Je n'ay pas fait comme les femmes folles
Qui sans viser aux vertus ou prudence
Se habandonnent pour les belles parolles
A aucuns gorriers remplis d'oultrecuidance
Et se dient nobles plains de vaillance
Trop plus de dit que de fait sont remplis
Guisgardus n'est point de leur aliance
Ou monde n'a homme plus aconplis
Quod a te michi de ignobilitate &c.
Il est noble de bonnes meurs remply
Loial segret des parfaictz le meilleur
Jamés homme ne fut si acomply
Pour bien garder de sa dame l'honneur
A ses causes luy ay donné mon cueur
Je luy donne avecques lui mourra
Je ne voudrois avoir autre seigneur
En desplaise qui deplere voudra
Vides te non guisgardum sed fortunam accusare &c.

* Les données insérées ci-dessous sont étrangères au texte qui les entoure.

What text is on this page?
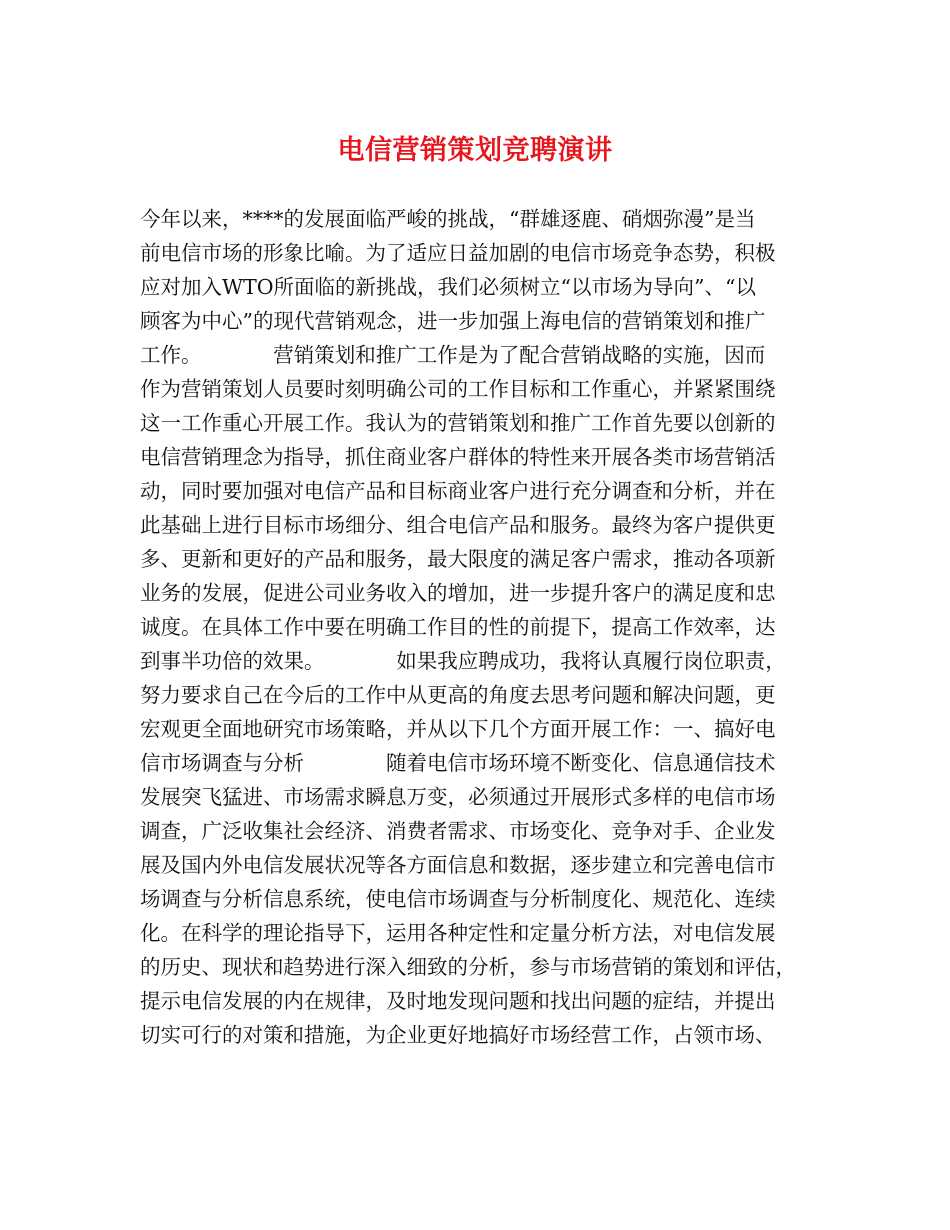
电信营销策划竞聘演讲
今年以来，****的发展面临严峻的挑战，“群雄逐鹿、硝烟弥漫”是当
前电信市场的形象比喻。为了适应日益加剧的电信市场竞争态势，积极
应对加入WTO所面临的新挑战，我们必须树立“以市场为导向”、“以
顾客为中心”的现代营销观念，进一步加强上海电信的营销策划和推广
工作。　　　　营销策划和推广工作是为了配合营销战略的实施，因而
作为营销策划人员要时刻明确公司的工作目标和工作重心，并紧紧围绕
这一工作重心开展工作。我认为的营销策划和推广工作首先要以创新的
电信营销理念为指导，抓住商业客户群体的特性来开展各类市场营销活
动，同时要加强对电信产品和目标商业客户进行充分调查和分析，并在
此基础上进行目标市场细分、组合电信产品和服务。最终为客户提供更
多、更新和更好的产品和服务，最大限度的满足客户需求，推动各项新
业务的发展，促进公司业务收入的增加，进一步提升客户的满足度和忠
诚度。在具体工作中要在明确工作目的性的前提下，提高工作效率，达
到事半功倍的效果。　　　　如果我应聘成功，我将认真履行岗位职责，
努力要求自己在今后的工作中从更高的角度去思考问题和解决问题，更
宏观更全面地研究市场策略，并从以下几个方面开展工作：一、搞好电
信市场调查与分析　　　　随着电信市场环境不断变化、信息通信技术
发展突飞猛进、市场需求瞬息万变，必须通过开展形式多样的电信市场
调查，广泛收集社会经济、消费者需求、市场变化、竞争对手、企业发
展及国内外电信发展状况等各方面信息和数据，逐步建立和完善电信市
场调查与分析信息系统，使电信市场调查与分析制度化、规范化、连续
化。在科学的理论指导下，运用各种定性和定量分析方法，对电信发展
的历史、现状和趋势进行深入细致的分析，参与市场营销的策划和评估，
提示电信发展的内在规律，及时地发现问题和找出问题的症结，并提出
切实可行的对策和措施，为企业更好地搞好市场经营工作，占领市场、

Se fortune en departant ses biens
Folle aveugle les depart aux indignes
Et que les bons et vertueux n'aient riens
Pas ne s'ensuit que les bons soient mains dignes
Ou mains nobles que ceux qui par faux signes
Sophistiqués semblent estre loyaux
Tel a souvent la charge de cuisines
Qui plus sage est que ung riche damoiseau
Certum est omnes homines ab uno homine originem habuisse &c.
N'avons nous pas tous prins commencement
Originel de adam le premier homme
On ne treuve que vertu seulement
Qui les humains face pour toute somme
Entre eux avoir difference car comme
Entendre puis par euvres de vertu
Que ung chascun parfait & bien consomme
Est ung homme noble dit et tenu
Intueare igitur tancrede nobiles tuos &c.

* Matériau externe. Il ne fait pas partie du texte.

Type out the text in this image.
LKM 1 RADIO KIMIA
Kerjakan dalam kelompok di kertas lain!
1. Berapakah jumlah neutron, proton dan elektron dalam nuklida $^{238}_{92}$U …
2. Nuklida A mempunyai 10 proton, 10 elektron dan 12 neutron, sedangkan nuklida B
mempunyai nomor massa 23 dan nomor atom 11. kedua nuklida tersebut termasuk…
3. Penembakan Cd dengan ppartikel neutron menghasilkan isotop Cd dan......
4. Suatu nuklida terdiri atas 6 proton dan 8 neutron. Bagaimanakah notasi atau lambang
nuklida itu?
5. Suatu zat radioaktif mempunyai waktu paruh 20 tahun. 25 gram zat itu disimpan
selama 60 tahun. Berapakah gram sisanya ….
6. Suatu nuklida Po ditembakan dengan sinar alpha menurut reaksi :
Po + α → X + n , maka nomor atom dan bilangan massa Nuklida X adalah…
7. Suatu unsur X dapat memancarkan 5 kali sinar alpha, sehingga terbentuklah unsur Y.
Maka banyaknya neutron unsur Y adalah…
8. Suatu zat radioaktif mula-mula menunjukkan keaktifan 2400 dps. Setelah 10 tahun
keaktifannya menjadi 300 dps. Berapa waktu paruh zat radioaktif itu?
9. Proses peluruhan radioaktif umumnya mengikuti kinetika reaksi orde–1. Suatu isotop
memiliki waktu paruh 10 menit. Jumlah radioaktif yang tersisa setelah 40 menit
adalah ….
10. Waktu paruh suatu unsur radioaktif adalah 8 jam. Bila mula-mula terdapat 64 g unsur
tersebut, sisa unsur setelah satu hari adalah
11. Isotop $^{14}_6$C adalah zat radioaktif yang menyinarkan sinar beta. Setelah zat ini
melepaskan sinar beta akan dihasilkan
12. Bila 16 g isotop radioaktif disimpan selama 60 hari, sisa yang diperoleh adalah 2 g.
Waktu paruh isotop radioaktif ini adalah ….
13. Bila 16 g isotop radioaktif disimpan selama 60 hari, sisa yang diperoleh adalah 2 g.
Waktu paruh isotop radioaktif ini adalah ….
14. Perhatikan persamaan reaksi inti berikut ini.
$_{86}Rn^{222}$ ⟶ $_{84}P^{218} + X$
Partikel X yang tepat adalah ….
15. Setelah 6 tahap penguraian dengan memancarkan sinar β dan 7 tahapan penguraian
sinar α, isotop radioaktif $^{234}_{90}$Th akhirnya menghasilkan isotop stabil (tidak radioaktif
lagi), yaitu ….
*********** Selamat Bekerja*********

Se tu as bien reviré ta maison
Et regardé tous ceulx qui dedans sont
Et de ung chascun la conversacion
Vie et estat et quelles meurs ilz ont
Tu verras bien qu'en rien n'aprocheront
Des grans vertus de guisgardus sans faulte
Comme le jour contre la nuit luiront
Ses merites par excellence haulte
Equidem de guisgardi virtute
Ce qui plus m'a induicte a esprouver
De guisgardus les louables vertus
Est pour ce que te l'ay ouy louer
Par plusieurs fois & que cher l'as tenus
Cil n'eust esté pas vers toy bienvenus
Qui guisgardus eust appellé villain
Vituperer on ne doit jamés plus
Ce que l'on a loué au soir et main
Atque si inopem dicis &c.
Et quant tu dis qu'il est povre et chetif
Cela tourne a ton grant deshonneur
Car attendu qu'il estoit tresactif
De toy servir loyaulment de bon cueur
Tu le devois promouvoir a honneur
Et lui donner pour son salaire office
Noble prince tant plus est grant seigneur
Doit a ses gens pourveoir de benefice
Ce neantmoins povreté ne pourroit
La noblesse d'ung homme exterminer
Mais les euvres bien empescher pourroit
Qui n'a cherge ne peut bien expleter
Telz ont esté povres qui sans doubté
Ont puis esté nobles princes & roys
Les histoires sans cy les reciter
En sont plaines comme clerement voys
Finablement tu as dit que de moy
N'as pas encor conclud ce que dois faire
De ce ne soyes en soucy ne esmoy
Je te diray bien ce que auras a faire
Car se tu as en pancé de defaire
Mon doulx amy guisgard je te prie
Que sur mon corps il te plaise parfaire
La cruaulté de ta grant felonnie
Je l'ay requis et prié de complaire
A mon vouloir/ il ne m'a pas requise
Pourtant raison est que je le compere
Et que absolz soit cil que tant ayme & prise
Jamés ne m'eust pour le fait d'amours requise
Se les moyens je ne lui eusse ouvers
Il m'a pleu et fait tout a ma guise
Cil feroit mal qui lui seroit pervers
Las je luy fis assavoir par escript
Qu'il descendist par le trou du caveau
Et qu'il venist par devers moy de nuyt
De cuir boulli qu'il fist faire ung manteau
Le gracieux et loyal jouvenceau
Tous mes vouloirs acomplit sans desdire
En plusieurs poins le prouve bien & beau
Avant qu'il sceust que je luy voulois dire
Veruntamen inopia generositatem non tollit &c.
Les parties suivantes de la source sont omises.